E’ tutto programmato???

È inutile girarci intorno: da anni sistematicamente  ha avuto inizio la “demolizione ” della figura del testimone di giustizia.
Uomini e donne che sono esempio di coraggio e legalità ma che nessuno vuole che proliferino.
Oltre alla dura vita che ogni testimone ha “diritto” a vivere c’è la continua umiliazione,fatta di ricatti,vendette,ma non da parte delle mafie,le quali  in maniera scaltra hanno cambiato tattica e restano a guardare la lenta agonia di chi li ha denunciati e fatti arrestare.
Troppo spesso gli ordini che arrivano dall’alto tendono a punire il testimone,facendolo cadere in vere e proprie trappole.
Com’è possibile che uomini e donne incensurati poi diventino dei cattivi cittadini?
Nel corso degli anni abbiamo visto testimoni di giustizia denunciati per oltraggio,chi per resistenza e altri addirittura per danni o procurato allarme,accuse poi cadute durante i processi ma che hanno destabilizzato la mente e l’animo di questi testimoni che hanno creduto nello Stato.
Oggi c’è silenzio da parte del ministero dell’interno di chi a capo del dicastero disse i testimoni non vanno abbandonati ….chiacchiere da bar.
Una commissione centrale presieduta da un vice ministro che tutto fa tranne  che svolgere il suo lavoro e con frasi ironiche il più delle volte offende e denigra i testimoni.
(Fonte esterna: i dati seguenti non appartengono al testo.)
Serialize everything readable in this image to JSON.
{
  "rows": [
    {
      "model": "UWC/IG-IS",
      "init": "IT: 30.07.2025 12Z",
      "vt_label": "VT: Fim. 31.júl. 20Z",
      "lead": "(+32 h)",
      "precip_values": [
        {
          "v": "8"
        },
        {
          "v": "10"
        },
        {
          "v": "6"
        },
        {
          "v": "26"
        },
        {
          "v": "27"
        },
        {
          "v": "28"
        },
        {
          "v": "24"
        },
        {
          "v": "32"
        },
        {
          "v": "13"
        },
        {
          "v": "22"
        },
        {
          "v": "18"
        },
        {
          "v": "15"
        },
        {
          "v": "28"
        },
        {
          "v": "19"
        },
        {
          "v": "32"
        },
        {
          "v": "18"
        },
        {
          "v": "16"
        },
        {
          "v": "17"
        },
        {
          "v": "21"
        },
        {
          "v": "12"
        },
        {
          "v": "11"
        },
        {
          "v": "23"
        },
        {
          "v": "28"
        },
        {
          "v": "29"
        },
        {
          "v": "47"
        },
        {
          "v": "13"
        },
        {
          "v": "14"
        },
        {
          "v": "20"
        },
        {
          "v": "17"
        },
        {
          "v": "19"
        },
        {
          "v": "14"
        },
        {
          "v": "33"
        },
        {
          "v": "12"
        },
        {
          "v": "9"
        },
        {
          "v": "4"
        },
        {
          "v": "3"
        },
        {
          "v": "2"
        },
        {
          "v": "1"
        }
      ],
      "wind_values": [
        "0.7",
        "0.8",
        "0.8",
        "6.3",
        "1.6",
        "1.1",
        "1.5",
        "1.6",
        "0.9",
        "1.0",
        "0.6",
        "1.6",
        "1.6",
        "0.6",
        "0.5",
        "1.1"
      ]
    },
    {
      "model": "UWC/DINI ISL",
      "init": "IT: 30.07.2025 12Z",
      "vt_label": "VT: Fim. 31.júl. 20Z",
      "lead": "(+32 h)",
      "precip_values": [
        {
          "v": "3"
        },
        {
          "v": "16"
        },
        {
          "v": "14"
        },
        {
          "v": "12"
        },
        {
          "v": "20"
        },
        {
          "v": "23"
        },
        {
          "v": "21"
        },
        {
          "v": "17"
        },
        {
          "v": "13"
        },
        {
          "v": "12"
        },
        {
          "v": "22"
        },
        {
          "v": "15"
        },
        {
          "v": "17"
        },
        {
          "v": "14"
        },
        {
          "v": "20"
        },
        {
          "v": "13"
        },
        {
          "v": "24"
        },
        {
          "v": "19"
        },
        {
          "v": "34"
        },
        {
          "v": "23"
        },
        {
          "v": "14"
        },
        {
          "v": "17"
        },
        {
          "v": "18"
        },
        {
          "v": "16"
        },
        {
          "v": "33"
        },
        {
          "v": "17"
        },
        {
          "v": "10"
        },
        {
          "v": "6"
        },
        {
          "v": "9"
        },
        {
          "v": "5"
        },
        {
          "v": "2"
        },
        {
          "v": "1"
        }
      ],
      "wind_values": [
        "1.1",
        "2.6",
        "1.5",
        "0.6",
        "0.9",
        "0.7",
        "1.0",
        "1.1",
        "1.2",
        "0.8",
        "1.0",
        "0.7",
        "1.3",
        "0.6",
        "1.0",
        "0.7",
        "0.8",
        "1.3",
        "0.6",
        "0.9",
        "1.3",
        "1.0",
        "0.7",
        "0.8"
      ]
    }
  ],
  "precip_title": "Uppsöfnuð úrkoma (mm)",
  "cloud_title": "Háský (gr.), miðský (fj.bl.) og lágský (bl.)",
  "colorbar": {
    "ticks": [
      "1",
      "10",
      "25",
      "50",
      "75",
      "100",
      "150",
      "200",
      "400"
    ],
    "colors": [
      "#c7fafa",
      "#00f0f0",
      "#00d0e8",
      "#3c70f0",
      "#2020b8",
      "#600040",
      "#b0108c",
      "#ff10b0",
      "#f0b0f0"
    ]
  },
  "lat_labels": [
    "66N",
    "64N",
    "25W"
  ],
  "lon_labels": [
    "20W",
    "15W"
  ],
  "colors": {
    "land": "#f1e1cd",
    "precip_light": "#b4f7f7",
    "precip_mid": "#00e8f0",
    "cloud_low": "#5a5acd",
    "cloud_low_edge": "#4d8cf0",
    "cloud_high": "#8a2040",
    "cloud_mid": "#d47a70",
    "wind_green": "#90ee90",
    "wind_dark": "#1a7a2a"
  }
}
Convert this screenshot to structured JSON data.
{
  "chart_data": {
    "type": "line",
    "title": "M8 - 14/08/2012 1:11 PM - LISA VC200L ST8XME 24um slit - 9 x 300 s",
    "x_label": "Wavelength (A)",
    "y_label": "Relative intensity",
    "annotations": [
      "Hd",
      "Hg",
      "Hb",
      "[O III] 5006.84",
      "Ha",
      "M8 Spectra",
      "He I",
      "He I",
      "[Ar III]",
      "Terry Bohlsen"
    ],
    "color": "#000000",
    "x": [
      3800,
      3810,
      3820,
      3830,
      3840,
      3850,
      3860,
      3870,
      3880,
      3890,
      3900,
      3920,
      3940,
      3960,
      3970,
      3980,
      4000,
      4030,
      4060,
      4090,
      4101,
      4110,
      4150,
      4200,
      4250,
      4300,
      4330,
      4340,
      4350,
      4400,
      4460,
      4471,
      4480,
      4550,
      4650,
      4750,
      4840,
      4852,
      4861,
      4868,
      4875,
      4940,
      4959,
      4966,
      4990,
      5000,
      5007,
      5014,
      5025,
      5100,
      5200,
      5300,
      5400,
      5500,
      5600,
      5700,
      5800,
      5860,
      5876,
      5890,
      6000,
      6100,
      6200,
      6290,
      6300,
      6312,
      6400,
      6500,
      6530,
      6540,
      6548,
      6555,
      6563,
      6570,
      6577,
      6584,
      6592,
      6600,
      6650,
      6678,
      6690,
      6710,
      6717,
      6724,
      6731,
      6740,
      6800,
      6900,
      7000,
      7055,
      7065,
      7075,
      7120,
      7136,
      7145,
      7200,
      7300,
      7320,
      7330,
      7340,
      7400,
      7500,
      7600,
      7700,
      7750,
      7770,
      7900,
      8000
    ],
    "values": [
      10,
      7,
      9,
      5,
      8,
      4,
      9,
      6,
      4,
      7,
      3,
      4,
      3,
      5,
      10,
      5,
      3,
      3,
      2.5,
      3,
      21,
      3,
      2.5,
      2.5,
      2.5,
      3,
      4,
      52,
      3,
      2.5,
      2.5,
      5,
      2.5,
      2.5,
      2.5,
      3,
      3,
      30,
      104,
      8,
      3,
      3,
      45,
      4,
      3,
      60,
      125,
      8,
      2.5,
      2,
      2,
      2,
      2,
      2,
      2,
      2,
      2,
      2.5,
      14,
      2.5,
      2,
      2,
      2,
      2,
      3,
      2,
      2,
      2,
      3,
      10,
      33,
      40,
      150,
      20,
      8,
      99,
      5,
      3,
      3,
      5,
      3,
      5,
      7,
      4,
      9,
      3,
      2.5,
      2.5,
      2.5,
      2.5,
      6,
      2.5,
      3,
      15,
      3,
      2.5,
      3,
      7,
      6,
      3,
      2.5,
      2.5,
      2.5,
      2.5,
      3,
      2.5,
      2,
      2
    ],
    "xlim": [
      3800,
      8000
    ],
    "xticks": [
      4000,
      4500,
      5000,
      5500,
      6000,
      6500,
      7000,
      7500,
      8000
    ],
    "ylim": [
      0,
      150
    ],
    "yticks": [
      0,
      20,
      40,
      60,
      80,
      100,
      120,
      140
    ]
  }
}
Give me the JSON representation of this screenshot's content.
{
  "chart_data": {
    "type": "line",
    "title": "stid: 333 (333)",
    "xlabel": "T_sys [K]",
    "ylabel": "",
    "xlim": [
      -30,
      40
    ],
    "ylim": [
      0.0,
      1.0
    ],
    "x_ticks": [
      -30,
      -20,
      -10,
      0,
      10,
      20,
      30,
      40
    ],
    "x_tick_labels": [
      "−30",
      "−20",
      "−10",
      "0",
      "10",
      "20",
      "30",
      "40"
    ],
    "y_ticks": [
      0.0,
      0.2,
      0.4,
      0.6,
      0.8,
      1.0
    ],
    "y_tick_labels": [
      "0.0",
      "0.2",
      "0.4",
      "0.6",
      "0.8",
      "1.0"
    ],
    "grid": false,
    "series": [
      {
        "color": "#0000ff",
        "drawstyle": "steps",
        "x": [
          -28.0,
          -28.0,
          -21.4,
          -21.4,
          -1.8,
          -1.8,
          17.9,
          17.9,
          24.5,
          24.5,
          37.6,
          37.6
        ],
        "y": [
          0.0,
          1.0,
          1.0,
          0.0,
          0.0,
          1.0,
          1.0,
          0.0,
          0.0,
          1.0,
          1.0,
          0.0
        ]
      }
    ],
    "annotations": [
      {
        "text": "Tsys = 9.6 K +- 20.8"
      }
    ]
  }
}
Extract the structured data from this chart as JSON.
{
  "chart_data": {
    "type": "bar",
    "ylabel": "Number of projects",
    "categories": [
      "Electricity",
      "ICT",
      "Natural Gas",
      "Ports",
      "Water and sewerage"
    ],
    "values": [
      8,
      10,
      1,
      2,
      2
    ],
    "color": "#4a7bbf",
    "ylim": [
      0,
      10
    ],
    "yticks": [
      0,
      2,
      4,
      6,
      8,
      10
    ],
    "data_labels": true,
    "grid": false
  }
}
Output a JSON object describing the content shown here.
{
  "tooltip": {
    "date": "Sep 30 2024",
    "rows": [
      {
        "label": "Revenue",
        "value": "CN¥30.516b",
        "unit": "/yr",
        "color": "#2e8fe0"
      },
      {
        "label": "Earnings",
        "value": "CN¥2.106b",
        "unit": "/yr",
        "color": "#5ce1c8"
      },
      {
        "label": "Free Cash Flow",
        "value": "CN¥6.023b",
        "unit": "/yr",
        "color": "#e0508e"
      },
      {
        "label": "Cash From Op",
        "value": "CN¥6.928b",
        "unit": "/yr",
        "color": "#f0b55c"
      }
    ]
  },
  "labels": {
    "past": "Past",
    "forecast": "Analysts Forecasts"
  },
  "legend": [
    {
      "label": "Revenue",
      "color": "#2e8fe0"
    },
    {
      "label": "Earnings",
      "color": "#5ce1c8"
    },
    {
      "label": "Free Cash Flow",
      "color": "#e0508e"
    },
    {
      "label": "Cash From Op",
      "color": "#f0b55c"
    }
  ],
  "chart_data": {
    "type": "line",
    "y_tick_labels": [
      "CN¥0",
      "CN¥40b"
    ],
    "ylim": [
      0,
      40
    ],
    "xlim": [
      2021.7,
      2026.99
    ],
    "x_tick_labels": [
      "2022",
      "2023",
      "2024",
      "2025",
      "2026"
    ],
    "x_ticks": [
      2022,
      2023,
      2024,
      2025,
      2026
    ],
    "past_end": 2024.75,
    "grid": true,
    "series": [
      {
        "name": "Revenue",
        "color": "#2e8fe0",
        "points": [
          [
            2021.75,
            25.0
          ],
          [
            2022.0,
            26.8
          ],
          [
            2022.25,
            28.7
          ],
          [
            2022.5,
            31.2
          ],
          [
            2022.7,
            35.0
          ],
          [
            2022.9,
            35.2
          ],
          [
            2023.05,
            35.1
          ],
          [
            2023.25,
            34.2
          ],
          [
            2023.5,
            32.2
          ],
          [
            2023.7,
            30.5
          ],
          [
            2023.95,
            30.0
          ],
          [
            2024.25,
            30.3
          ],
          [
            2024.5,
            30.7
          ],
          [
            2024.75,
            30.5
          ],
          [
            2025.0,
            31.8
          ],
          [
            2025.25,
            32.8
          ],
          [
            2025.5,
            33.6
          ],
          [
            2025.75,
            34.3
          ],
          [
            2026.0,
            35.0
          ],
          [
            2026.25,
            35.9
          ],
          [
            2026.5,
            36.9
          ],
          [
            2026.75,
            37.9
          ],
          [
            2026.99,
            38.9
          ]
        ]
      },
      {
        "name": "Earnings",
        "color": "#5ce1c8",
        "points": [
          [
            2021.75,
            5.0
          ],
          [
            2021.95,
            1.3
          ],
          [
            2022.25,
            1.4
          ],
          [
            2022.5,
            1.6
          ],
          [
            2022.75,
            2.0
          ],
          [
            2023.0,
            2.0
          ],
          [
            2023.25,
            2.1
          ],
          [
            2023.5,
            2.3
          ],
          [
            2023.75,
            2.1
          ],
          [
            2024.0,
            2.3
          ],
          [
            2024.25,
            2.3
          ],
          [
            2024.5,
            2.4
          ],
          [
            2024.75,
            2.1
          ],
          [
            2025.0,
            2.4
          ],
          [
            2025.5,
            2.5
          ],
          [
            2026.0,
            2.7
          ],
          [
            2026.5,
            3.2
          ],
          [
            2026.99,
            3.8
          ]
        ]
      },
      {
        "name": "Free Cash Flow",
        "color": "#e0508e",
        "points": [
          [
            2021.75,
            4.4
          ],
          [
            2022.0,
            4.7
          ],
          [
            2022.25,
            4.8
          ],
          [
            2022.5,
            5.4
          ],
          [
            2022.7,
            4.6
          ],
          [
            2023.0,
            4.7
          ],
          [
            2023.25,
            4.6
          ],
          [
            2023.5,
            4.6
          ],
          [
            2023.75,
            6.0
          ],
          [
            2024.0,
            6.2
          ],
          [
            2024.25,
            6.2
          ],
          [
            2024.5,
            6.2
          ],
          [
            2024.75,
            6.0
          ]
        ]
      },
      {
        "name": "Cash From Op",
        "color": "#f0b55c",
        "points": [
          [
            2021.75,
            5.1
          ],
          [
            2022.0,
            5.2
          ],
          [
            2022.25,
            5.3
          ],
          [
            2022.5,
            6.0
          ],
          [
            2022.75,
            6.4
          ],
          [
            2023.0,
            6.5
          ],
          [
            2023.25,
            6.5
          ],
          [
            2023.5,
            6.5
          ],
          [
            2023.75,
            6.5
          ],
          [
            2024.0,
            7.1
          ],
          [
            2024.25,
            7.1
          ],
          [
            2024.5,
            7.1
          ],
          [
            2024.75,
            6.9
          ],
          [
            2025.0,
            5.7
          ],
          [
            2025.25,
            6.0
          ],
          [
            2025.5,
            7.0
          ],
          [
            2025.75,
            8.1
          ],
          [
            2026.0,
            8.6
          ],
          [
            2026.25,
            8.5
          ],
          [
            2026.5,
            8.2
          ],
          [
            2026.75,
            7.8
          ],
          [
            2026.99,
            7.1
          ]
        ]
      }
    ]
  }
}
Siamo alla fine di un vero è proprio progetto che vede attuata la linea del “me ne frego dei rompicoglioni “.
Questi governanti hanno paura solo di una reazione mediatica,ma anche questo è difficile attuare oggi poiché sempre più c’è una stampa succube del potere.
Oggi ci sono pochi politici che lottano per i testimoni di giustizia e noi li ringraziamo di cuore.
Non c’è futuro senza esempi non c’è futuro senza legalità.
A breve chiederemo che il vice ministro Bubbico vada in commissione antimafia a chiarire i perché la commissione centrale è impropriamente non operativa e perché quella famosa carta dei doveri e dei diritti é rimasta solo nelle sue promesse.